Ancak ilk kez bir kulüp başkanı saha içerisine girerek maç sonunda hakem yumrukladı…
Bu yumruk sadece Halil Umut Yeler’e değil tüm hakem camiasına atılmış olarak değerlendirildi.
* * *
Hakemler de hata yapabilir.
Ki birçok maçlarda hata yaptıkları Futbol Federasyonu Merkez Hakem Kurulu tarafından kabul edilen hakemler ya klasman düşürüldü, dinlendirildi ya da hakemliklerine son verildi.
Sonuçta onlarda bir insan…
* * *
TFF Yönetim Kurulu ve Merkez Hakem Kurulu üyeleri hakem hatalarının en aza inmesi için devre arasında liglerde maç yöneten tüm hakemleri bir hafta kampa alarak yayıncı kuruluştan alınan maçların tartışılan görüntüleri tekrar tekrar izletilerek bu hataların tekrarlanmaması konusunda gereken uyarıyı yapmalı…
Hiç olmazsa ligin ikinci yarısında maçlar sonunda hakem hataları tekrar gündeme gelmemeli.
* * *
İddialara göre hakemler takım tutuyorlar…
Ben hiçbir hakemin saha içerisinde maç yönetirken “şu takımı yendireyim”, “şu takım sahadan mağlup olarak ayrılmasını sağlayayım” hesabı yaptığına kesinlikle inanmıyorum…
Onlarında elbette gönlünde yatan takımlar vardır…
Dedik ya, onlarda insan.
Ancak gönlünden geçen takımın şampiyon olması için saha içerisinde elinden ne geliyorsa yapıyorsa bu kulüplerin yaptıkları onca emeği çalmak demektir…
Ha hırsızlık yapmışın ha puan ve puanlar çalınmasına göz kırpmışsın…
Birbirlerinden farkı yok.
Artık liglerin kalan maçlarında görev yapacak hakemler tekrar hakem hatalarının gündeme gelmemesi için daha dikkatli maç yönetmeleri gerekir.
* * *
Gelelim Eskişehirspor, Anadolu Üniversitesi Spor Kulübü ile Eskişehirspor taraftarlar Birliği Başkanının açıklamalarına…
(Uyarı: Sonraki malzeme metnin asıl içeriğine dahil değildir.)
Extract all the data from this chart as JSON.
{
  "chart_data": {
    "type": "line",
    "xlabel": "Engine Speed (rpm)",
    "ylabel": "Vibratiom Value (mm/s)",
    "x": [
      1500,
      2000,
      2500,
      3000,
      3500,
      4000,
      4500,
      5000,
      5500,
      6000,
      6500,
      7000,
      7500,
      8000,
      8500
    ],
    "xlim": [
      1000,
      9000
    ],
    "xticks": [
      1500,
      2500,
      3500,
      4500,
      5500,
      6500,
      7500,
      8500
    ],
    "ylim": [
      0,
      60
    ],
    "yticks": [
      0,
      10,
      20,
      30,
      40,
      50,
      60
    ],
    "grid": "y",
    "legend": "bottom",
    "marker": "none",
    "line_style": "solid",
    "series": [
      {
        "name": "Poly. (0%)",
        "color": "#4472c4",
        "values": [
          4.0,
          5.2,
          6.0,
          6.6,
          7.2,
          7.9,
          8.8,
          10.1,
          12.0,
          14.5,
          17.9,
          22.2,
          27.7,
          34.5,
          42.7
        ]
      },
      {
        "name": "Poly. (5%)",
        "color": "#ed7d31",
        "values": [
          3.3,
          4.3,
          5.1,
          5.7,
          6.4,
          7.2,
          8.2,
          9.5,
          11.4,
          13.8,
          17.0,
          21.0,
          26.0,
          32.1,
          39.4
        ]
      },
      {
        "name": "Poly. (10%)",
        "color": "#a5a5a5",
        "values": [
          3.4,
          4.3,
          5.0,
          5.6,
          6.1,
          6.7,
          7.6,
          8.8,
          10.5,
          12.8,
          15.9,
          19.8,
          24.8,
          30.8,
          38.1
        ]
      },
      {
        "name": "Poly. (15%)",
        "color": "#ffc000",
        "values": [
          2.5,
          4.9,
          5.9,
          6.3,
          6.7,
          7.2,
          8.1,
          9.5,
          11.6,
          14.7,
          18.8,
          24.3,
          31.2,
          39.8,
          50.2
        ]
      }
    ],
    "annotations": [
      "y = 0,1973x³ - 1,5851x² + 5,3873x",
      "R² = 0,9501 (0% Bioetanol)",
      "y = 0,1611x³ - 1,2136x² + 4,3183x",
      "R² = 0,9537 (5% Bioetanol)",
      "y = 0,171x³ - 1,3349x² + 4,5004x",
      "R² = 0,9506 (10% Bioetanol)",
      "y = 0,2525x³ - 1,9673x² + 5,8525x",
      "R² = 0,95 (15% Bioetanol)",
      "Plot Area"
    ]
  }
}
Eskişehirspor’dan yapılan açıklamada şu ifadelere yer verildi:
“Ankaragücü-Çaykur Rizespor maçı sonrası meydana gelen olaylar nedeniyle derin bir üzüntü içindeyiz. Bu tatsız olaylar neticesinde Halil Umut Meler başta olmak üzere tüm spor camiasına geçmiş olsun dileklerimizi iletmek istiyoruz. Hiçbir koşul altında hoş görülmeyecek olan bu tür olayları şiddetle kınıyor ve karşı olduğumuzu belirtiyoruz. Sporun barışçıl ortamından uzaklaşan bu tür davranışların sporun ruhuna zarar verdiğini ve toplumumuzu ayrıştıracağını bir kez daha vurgulamak isteriz. Bu gibi tatsız olayların bir daha yaşanmaması ve sporun fair-play ruhuyla yaşatılması adına tüm paydaşları daha duyarlı olmaya ve sorumluluklarını yerine getirmeye davet ediyoruz.”
Asla kabul edilemez
TFF 3. Lig ekibi Anadolu Üniversitesi Spor Kulübü, Süper Lig'de MKE Ankaragücü-Çaykur Rizespor maçının orta hakemi Halil Umut Meler’e gerçekleştirilen saldırıyla ilgili kulübün sosyal medya hesabından yapılan paylaşımda şu ifadeler yer aldı:
“MKE Ankaragücü-Çaykur Rizespor arasındaki karşılaşmanın sonunda yaşanan olayları büyük bir üzüntü ve endişeyle takip ettik. Sporun ruhuna ve Türk futboluna zarar veren bu tarz olayların kabul edilemez olduğunu düşünüyor, karşılaşmanın hakemi Halil Umut Meler’e yapılan bu saldırıyı şiddetle kınıyoruz. Halil Umut Meler başta olmak üzere karşılaşmada görev alan hakemlere, ailelerine ve hakem camiasına geçmiş olsun dileklerimizi iletiyoruz.”
* * *
Gelelim Eskişehirspor Taraftarlar Birliği Başkanı Murat Diri’nin açıklamasına.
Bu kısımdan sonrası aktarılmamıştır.